Des archives d'établissements scolaires publics sont classées dans ce fonds (articles 1 T 924 à 1224). Sont concernés les écoles primaires publiques (garçons et filles) de 17 communes vendéennes, le lycée de La Roche-sur-Yon (actuellement collège Edouard Herriot) et le collège François Viète de Fontenay-le-Comte. Les archives des écoles communales ne figurant pas dans ce fonds peuvent avoir été annexées aux archives communales ou être restées au sein des établissements (voir Sources complémentaires).
Les dossiers sont classés par commune, puis par établissement (école de filles, école de garçons, collège). On trouvera notamment, pour les écoles primaires communales, les registres matricules des élèves et des instituteurs, les listes d'inscription annuelles, les registres d'appel journalier ainsi que des pièces relatives à la gestion de l'établissement (relations avec la mairie, inventaires du mobilier et de la bibliothèque, programmes scolaires, procès-verbaux d'installation des enseignants, etc.).
Le fonds le plus important (articles 1 T 1005 à 1 T 1195) est celui versé en 1982 par le collège Herriot, héritier du premier établissement secondaire créé dans le département par le décret consulaire du 19 vendémiaire an XII (12 octobre 1803). Initialement installée à Saint-Jean-de-Monts, cette école secondaire impériale, puis royale, est transférée en 1814 à La Roche-sur-Yon, chef-lieu du département.
Une ordonnance royale l'érige au rang de "collège royal de 3e classe" en 1838 ; il devient "lycée" en 1848. En 1956, l'établissement est baptisé lycée Edouard Herriot, du nom de l'ancien président du Conseil et ministre qui le fréquenta de 1877 à 1887. Agrandi en 1960, il perd les classes du second cycle dix ans plus tard et devient collège au sens actuel du terme.

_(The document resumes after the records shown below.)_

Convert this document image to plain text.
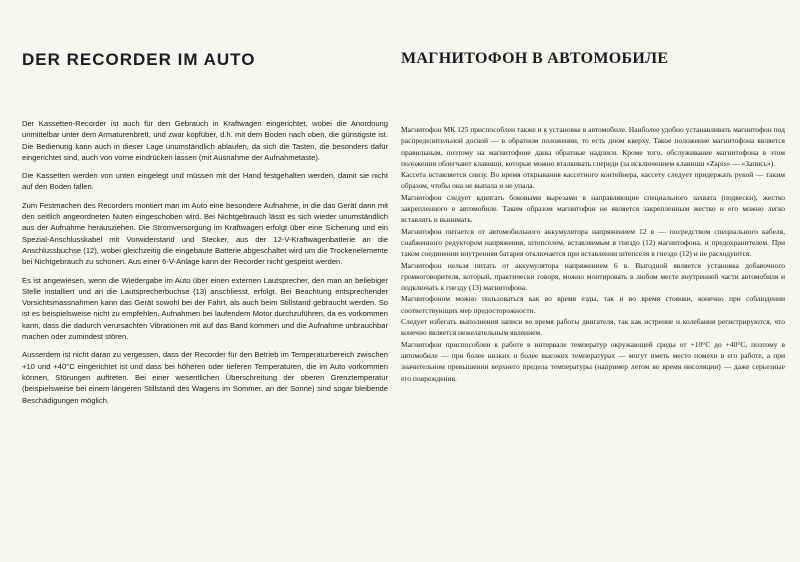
DER RECORDER IM AUTO

Der Kassetten-Recorder ist auch für den Gebrauch in Kraftwagen eingerichtet, wobei die Anordnung unmittelbar unter dem Armaturenbrett, und zwar kopfüber, d.h. mit dem Boden nach oben, die günstigste ist. Die Bedienung kann auch in dieser Lage unumständlich ablaufen, da sich die Tasten, die besonders dafür eingerichtet sind, auch von vorne eindrücken lassen (mit Ausnahme der Aufnahmetaste).

Die Kassetten werden von unten eingelegt und müssen mit der Hand festgehalten werden, damit sie nicht auf den Boden fallen.

Zum Festmachen des Recorders montiert man im Auto eine besondere Aufnahme, in die das Gerät dann mit den seitlich angeordneten Nuten eingeschoben wird. Bei Nichtgebrauch lässt es sich wieder unumständlich aus der Aufnahme herausziehen. Die Stromversorgung im Kraftwagen erfolgt über eine Sicherung und ein Spezial-Anschlusskabel mit Vorwiderstand und Stecker, aus der 12-V-Kraftwagenbatterie an die Anschlussbuchse (12), wobei gleichzeitig die eingebaute Batterie abgeschaltet wird um die Trockenelemente bei Nichtgebrauch zu schonen. Aus einer 6-V-Anlage kann der Recorder nicht gespeist werden.

Es ist angewiesen, wenn die Wiedergabe im Auto über einen externen Lautsprecher, den man an beliebiger Stelle installiert und an die Lautsprecherbuchse (13) anschliesst, erfolgt. Bei Beachtung entsprechender Vorsichtsmassnahmen kann das Gerät sowohl bei der Fahrt, als auch beim Stillstand gebraucht werden. So ist es beispielsweise nicht zu empfehlen, Aufnahmen bei laufendem Motor durchzuführen, da es vorkommen kann, dass die dadurch verursachten Vibrationen mit auf das Band kommen und die Aufnahme unbrauchbar machen oder zumindest stören.

Ausserdem ist nicht daran zu vergessen, dass der Recorder für den Betrieb im Temperaturbereich zwischen +10 und +40°C eingerichtet ist und dass bei höheren oder tieferen Temperaturen, die im Auto vorkommen können, Störungen auftreten. Bei einer wesentlichen Überschreitung der oberen Grenztemperatur (beispielsweise bei einem längeren Stillstand des Wagens im Sommer, an der Sonne) sind sogar bleibende Beschädigungen möglich.

МАГНИТОФОН В АВТОМОБИЛЕ

Магнитофон МК 125 приспособлен также и к установке в автомобиле. Наиболее удобно устанавливать магнитофон под распределительной доской — в обратном положении, то есть дном кверху. Такое положение магнитофона является правильным, поэтому на магнитофоне даны обратные надписи. Кроме того, обслуживание магнитофона в этом положении облегчают клавиши, которые можно вталкивать спереди (за исключением клавиши «Zapis» — «Запись»).

Кассета вставляется снизу. Во время открывания кассетного контейнера, кассету следует придержать рукой — таким образом, чтобы она не выпала и не упала.

Магнитофон следует вдвигать боковыми вырезами в направляющие специального захвата (подвески), жестко закрепленного в автомобиле. Таким образом магнитофон не является закрепленным жестко и его можно легко вставлять и вынимать.

Магнитофон питается от автомобильного аккумулятора напряжением 12 в — посредством специального кабеля, снабженного редуктором напряжения, штепселем, вставляемым в гнездо (12) магнитофона, и предохранителем. При таком соединении внутренняя батарея отключается при вставлении штепселя в гнездо (12) и не расходуются.

Магнитофон нельзя питать от аккумулятора напряжением 6 в. Выгодной является установка добавочного громкоговорителя, который, практически говоря, можно монтировать в любом месте внутренней части автомобиля и подключать к гнезду (13) магнитофона.

Магнитофоном можно пользоваться как во время езды, так и во время стоянки, конечно при соблюдении соответствующих мер предосторожности.

Следует избегать выполнения записи во время работы двигателя, так как истрение и колебания регистрируются, что конечно является нежелательным явлением.

Магнитофон приспособлен к работе в интервале температур окружающей среды от +10°С до +40°С, поэтому в автомобиле — при более низких и более высоких температурах — могут иметь место помехи в его работе, а при значительном превышении верхнего предела температуры (например летом во время инсоляции) — даже серьезные его повреждения.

Les archives conservées concernent l'ensemble des activités de l'établissement pour la période 1815-1965. On y trouvera notamment les documents relatifs à la direction (délibérations du conseil d'administration, courrier, comptabilité), au personnel enseignant (procès-verbaux d'installation, dossiers de personnel), aux élèves (listes des promotions d'élèves, dossiers d'admission pour les années 1940-1963), ainsi qu'au bâtiment et au mobilier scolaire. A noter que les ouvrages de la bibliothèque du lycée (près de 1800 volumes) ont été transférés en 2002 aux Archives départementales de la Vendée et sont conservés dans le fonds de la bibliothèque (cotes BIB 1 G et BIB 1 PG). Figurent par ailleurs dans ce versement des documents relatifs au collège des Sables-d'Olonne (actuellement lycée Savary de Mauléon), créé en 1939 comme annexe du lycée de La Roche-sur-Yon.

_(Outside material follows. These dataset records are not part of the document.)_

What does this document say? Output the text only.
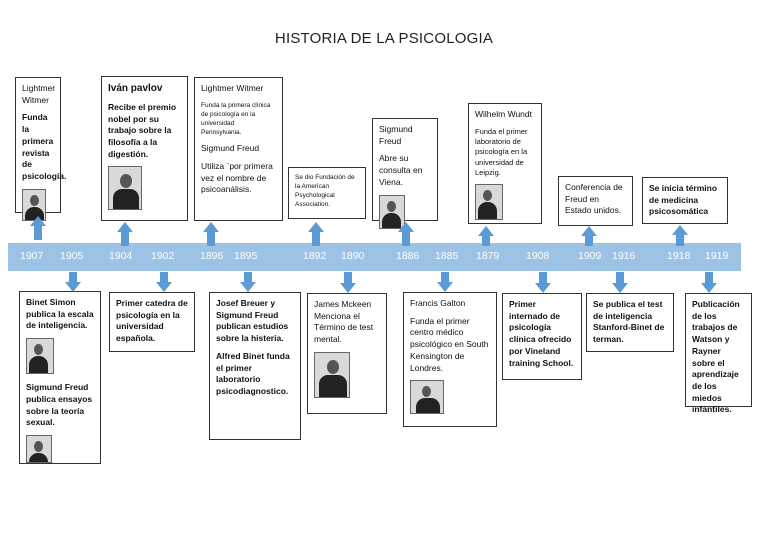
HISTORIA DE LA PSICOLOGIA
1907 1905 1904 1902 1896 1895	1892 1890	1886 1885 1879	1908	1909 1916	1918 1919

Lightmer Witmer

Funda la primera revista de psicología.

Iván pavlov

Recibe el premio nobel por su trabajo sobre la filosofía a la digestión.

Lightmer Witmer

Funda la primera clínica de psicología en la universidad Pennsylvania.

Sigmund Freud

Utiliza ¨por primera vez el nombre de psicoanálisis.

Se dio Fundación de la American Psychological Association.

Sigmund Freud

Abre su consulta en Viena.

Wilhelm Wundt

Funda el primer laboratorio de psicología en la universidad de Leipzig.

Conferencia de Freud en Estado unidos.

Se inicia término de medicina psicosomática

Binet Simon publica la escala de inteligencia.

Sigmund Freud publica ensayos sobre la teoría sexual.

Primer catedra de psicología en la universidad española.

Josef Breuer y Sigmund Freud publican estudios sobre la histeria.

Alfred Binet funda el primer laboratorio psicodiagnostico.

James Mckeen Menciona el Término de test mental.

Francis Galton

Funda el primer centro médico psicológico en South Kensington de Londres.

Primer internado de psicología clínica ofrecido por Vineland training School.

Se publica el test de inteligencia Stanford-Binet de terman.

Publicación de los trabajos de Watson y Rayner sobre el aprendizaje de los miedos infantiles.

D'autres écoles secondaires sont créées à partir du Directoire à Fontenay-le-Comte, à Luçon (école centrale du département) et aux Sables-d'Olonne. Les deux premiers établissements sont par la suite transformés en collèges communaux ; leurs archives qui subsistent sont conservées dans la série R des archives de la commune correspondante.